Douglas AG on Thursday revised down its sales and profitability outlook for fiscal 2025/26, citing subdued customer spending and evolving purchase patterns across channels. The German beauty retailer said it now anticipates net sales growth of 0% to 1% for the year, implying revenues of between C4.58 billion and C4.63 billion.
That guidance replaces the prior sales range, which had pointed to revenues at the lower end of C4.65 billion to C4.80 billion. Alongside the sales revision, Douglas trimmed its adjusted EBITDA margin target to around 15.0% from the previously stated 16.0%.
The company also updated its leverage outlook. Douglas now expects net leverage to be in the range of 3.0x to 3.5x by September 30, 2026, an increase from its earlier target that capped the ratio at the upper end of 2.5x to 3.0x.
Quarter performance and market context
Douglas said third-quarter results have come in below internal expectations. Management attributed the shortfall to ongoing macroeconomic uncertainty and pronounced price sensitivity among customers, which has weakened willingness to make discretionary purchases. The company noted that many shoppers are postponing buys in the hope of future promotions.
Within the European premium beauty segment, Douglas described a continued structural shift toward online channels. The company reported that online sales are growing faster than in-store sales, while physical locations are recording negative like-for-like sales. Cross-channel offerings such as Click-and-Collect were highlighted as performing strongly.
Strategic response
In response to the trading backdrop, Douglas said it will reallocate investment away from stores and toward its online business, invest in more competitive pricing, further strengthen differentiation and exclusivity, and accelerate digitalisation efforts. The company said it will provide more detail on these strategic measures when it reports quarterly results on August 12, 2026.

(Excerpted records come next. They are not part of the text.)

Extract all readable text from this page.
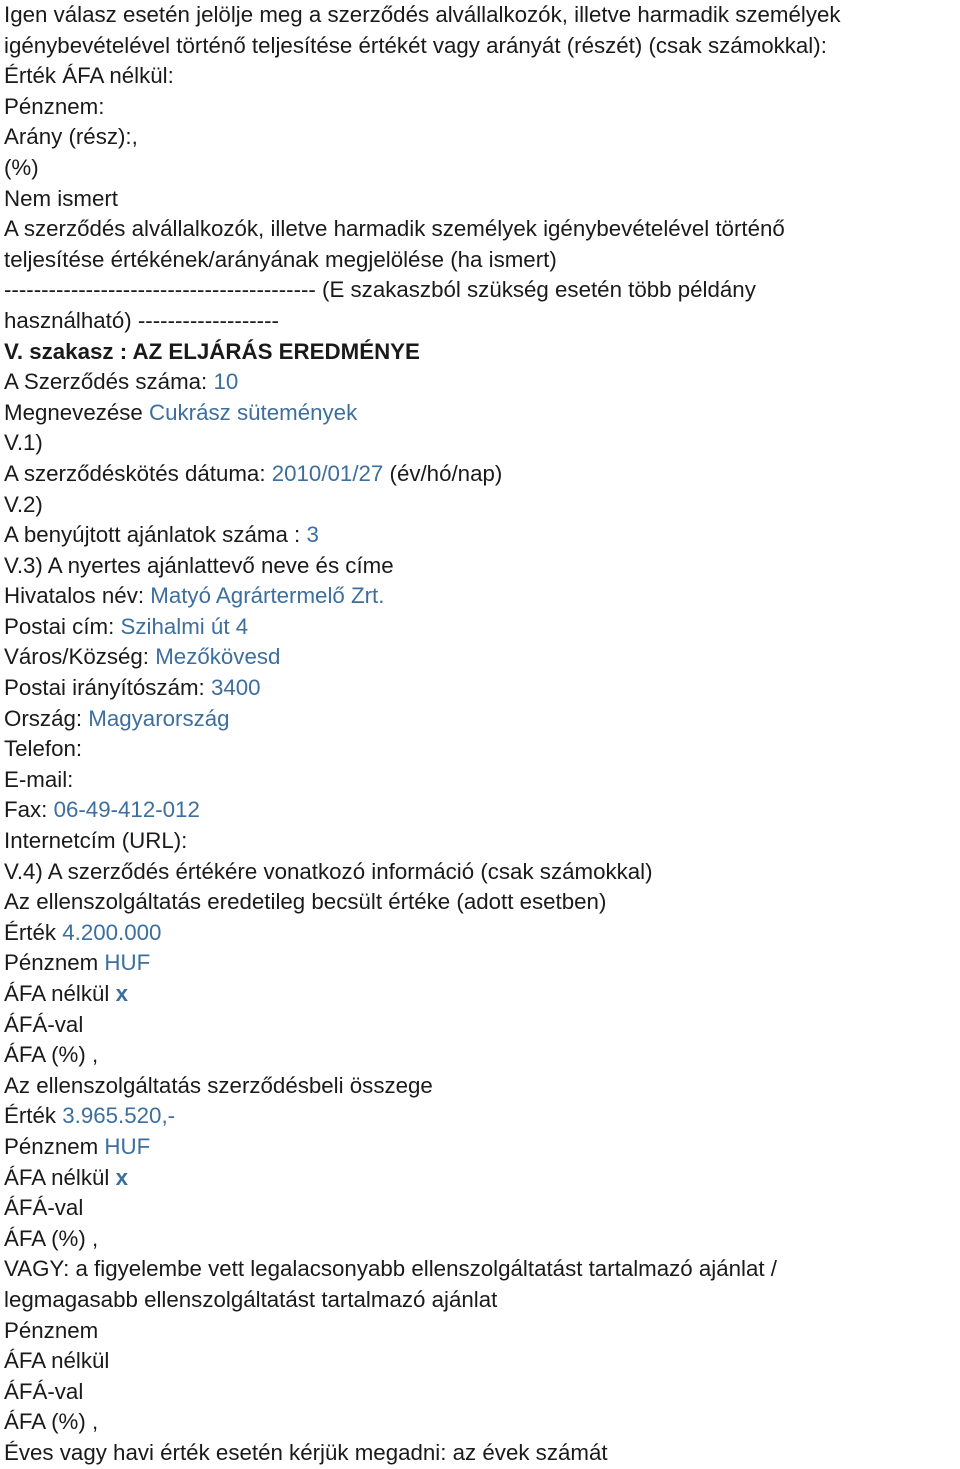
Igen válasz esetén jelölje meg a szerződés alvállalkozók, illetve harmadik személyek
igénybevételével történő teljesítése értékét vagy arányát (részét) (csak számokkal):
Érték ÁFA nélkül:
Pénznem:
Arány (rész):,
(%)
Nem ismert
A szerződés alvállalkozók, illetve harmadik személyek igénybevételével történő
teljesítése értékének/arányának megjelölése (ha ismert)
------------------------------------------ (E szakaszból szükség esetén több példány
használható) -------------------
V. szakasz : AZ ELJÁRÁS EREDMÉNYE
A Szerződés száma: 10
Megnevezése Cukrász sütemények
V.1)
A szerződéskötés dátuma: 2010/01/27 (év/hó/nap)
V.2)
A benyújtott ajánlatok száma : 3
V.3) A nyertes ajánlattevő neve és címe
Hivatalos név: Matyó Agrártermelő Zrt.
Postai cím: Szihalmi út 4
Város/Község: Mezőkövesd
Postai irányítószám: 3400
Ország: Magyarország
Telefon:
E-mail:
Fax: 06-49-412-012
Internetcím (URL):
V.4) A szerződés értékére vonatkozó információ (csak számokkal)
Az ellenszolgáltatás eredetileg becsült értéke (adott esetben)
Érték 4.200.000
Pénznem HUF
ÁFA nélkül x
ÁFÁ-val
ÁFA (%) ,
Az ellenszolgáltatás szerződésbeli összege
Érték 3.965.520,-
Pénznem HUF
ÁFA nélkül x
ÁFÁ-val
ÁFA (%) ,
VAGY: a figyelembe vett legalacsonyabb ellenszolgáltatást tartalmazó ajánlat /
legmagasabb ellenszolgáltatást tartalmazó ajánlat
Pénznem
ÁFA nélkül
ÁFÁ-val
ÁFA (%) ,
Éves vagy havi érték esetén kérjük megadni: az évek számát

"Consumer behavior and market dynamics have changed significantly. In this challenging environment, we fully focus on our strategic priorities: we shift investments from our store to our online business; we are investing in competitive pricing, while further strengthening our differentiation and exclusivity; and we are continuing to drive digitalization forward," said Sander van der Laan, CEO of the Douglas Group.
Following the guidance cuts and the updated leverage outlook, Douglas shares fell more than 6.1% in after-hours trading.
Key summary
- Douglas lowered its full-year sales outlook to C4.58 billion- C4.63 billion and cut its adjusted EBITDA margin target to ~15.0%.
- Net leverage is now expected at 3.0x-3.5x by September 30, 2026, up from prior targets.
- The company plans to shift spending from stores to online, adjust pricing, enhance exclusivity, and speed up digital initiatives, with more detail due on August 12, 2026.
Impacted sectors
- Retail - premium beauty segment and brick-and-mortar operations.
- Consumer discretionary - spending patterns and promotional sensitivity.
- E-commerce - online channel growth and cross-channel services.